Q: When I have people over, it tends to be larger groups. Can you suggest some low-prep, big-bang-for-your-buck, allergy-friendly menu ideas for hosting large groups? ~ Sarah
Sarah, large groups can be so much fun! There is nothing better than a house full of loved ones, sharing a meal and connecting with each other. However, feeding large groups does present some unique challenges.
My strategy for feeding a crowd is to choose one anchor food, round it out with with customizable components, and assemble rather than cook most of the meal.
Choose One Anchor Food.
The key to feeding a crowd is to keep it simple and limit the choices. Choose one anchor food for your main dish, and make enough of it feed as many people as possible. I also suggest choosing an anchor food that can be cooked ahead of time, and then reheated right before the gathering.

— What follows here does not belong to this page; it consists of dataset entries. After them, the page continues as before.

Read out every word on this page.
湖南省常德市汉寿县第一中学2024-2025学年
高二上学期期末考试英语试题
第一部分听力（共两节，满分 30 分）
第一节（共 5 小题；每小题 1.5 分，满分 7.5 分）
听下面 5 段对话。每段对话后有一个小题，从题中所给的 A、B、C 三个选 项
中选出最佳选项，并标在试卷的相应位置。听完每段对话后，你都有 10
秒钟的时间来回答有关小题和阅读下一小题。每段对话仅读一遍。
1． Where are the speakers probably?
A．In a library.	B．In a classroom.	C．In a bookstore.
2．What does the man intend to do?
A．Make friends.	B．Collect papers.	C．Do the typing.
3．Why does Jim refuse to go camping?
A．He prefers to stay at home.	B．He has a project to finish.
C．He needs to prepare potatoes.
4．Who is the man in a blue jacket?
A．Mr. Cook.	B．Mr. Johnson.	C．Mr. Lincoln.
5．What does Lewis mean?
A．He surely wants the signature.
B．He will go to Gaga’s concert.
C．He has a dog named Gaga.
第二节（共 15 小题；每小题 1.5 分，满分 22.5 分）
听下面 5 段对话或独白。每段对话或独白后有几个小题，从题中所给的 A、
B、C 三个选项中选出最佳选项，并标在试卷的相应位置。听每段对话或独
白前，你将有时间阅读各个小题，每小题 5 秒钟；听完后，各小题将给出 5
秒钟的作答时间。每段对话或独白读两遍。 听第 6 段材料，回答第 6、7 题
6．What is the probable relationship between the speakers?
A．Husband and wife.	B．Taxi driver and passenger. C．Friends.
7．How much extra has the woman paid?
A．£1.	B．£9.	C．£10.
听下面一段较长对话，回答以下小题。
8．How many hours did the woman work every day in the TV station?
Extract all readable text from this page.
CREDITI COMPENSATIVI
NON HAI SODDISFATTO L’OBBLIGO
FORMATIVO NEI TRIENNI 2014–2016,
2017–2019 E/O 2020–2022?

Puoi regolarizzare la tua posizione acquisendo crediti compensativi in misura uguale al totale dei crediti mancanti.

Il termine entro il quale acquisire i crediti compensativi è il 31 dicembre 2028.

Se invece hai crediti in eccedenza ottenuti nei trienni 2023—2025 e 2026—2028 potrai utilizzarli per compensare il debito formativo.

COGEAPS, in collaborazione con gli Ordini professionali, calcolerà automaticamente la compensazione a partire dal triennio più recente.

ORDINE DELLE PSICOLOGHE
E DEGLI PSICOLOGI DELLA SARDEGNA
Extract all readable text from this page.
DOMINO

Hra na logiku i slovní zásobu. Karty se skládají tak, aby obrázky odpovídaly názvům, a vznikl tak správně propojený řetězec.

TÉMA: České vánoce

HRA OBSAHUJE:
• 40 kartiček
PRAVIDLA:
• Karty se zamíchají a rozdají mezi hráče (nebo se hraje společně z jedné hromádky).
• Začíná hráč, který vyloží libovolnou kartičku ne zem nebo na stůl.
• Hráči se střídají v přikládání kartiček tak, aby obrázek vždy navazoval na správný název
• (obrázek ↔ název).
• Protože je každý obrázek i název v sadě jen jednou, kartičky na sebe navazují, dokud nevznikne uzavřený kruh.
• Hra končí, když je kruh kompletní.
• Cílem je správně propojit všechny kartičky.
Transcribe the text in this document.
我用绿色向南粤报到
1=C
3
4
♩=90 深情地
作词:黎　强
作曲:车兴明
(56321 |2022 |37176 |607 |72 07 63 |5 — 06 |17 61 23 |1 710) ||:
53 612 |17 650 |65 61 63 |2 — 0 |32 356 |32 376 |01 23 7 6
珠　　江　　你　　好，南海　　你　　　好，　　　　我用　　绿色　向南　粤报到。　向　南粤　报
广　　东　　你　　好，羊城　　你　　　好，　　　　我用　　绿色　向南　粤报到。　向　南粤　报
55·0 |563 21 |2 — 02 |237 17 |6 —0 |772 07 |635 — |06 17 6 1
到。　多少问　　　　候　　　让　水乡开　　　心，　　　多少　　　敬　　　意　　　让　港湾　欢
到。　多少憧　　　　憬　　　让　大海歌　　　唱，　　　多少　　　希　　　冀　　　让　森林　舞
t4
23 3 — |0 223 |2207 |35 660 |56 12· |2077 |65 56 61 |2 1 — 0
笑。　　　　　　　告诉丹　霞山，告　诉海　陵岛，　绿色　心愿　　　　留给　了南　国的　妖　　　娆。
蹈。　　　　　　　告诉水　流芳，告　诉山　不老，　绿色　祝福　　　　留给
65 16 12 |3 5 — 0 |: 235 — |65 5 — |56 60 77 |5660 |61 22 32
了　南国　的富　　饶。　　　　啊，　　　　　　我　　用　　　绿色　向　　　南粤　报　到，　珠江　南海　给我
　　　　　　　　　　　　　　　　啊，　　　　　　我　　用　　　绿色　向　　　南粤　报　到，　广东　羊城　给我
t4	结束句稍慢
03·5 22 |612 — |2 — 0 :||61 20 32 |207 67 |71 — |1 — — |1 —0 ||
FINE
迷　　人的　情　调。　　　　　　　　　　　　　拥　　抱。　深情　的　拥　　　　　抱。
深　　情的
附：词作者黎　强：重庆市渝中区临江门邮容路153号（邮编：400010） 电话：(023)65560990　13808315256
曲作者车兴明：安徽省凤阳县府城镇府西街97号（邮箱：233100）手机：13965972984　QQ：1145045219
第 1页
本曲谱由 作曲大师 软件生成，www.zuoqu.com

Here are some anchor foods that work well and are easy to scale…
-
Grilled Chicken Breasts
-
Slow-Roasted Pork
-
Grilled Flank Steak
-
Taco Meat
-
Baked Ziti
-
Baked Potatoes (which can be kept warm in a cooler for hours!)
Choose Customizable Components.
Once you choose an anchor food and figure out a plan for cooking it for your crowd, choose side dish options that allow your guests to customize their plate. As host it is not your job to customize a menu for every food preference, aversion, or allergy. However, it is your responsibility to offer thoughtful options that will allow your guests to care for their food needs while in your home.
Here are some examples of component side dishes that allow guests to customize their plate…
-
Large green salad with dressing and toppings on the side to turn a protein into a main dish salad
-
Toppings for soups, chilis, and baked potatoes
-
Rice, beans, salsas, and other toppings to turn any protein into a bowl
-
Slider buns to turn protein into sandwiches
Assemble vs. Cook.
It is always my goal when feeding a crowd to only cook one item, usually the anchor food. The rest of the food is assembled. Bottled salad dressing. Pre-grated cheese. Loaves of bread. A cheeseboard. Vegetable platters. Fresh fruit. Crackers, chips, baguette crisps. Store-bought salsas, pico, queso, or guacamole. Store bought pasta salad, potato salad, or baked beans.
This strategy allows me to be present with my guests while still providing a delicious, thoughtful meal. As Ina Garten says, “No one has a better time if I make everything from scratch.” I apply this to dessert as well, choosing something that is made ahead or store-bought.
Sarah, I hope these tips help, and I can’t wait to hear how your next big gathering goes!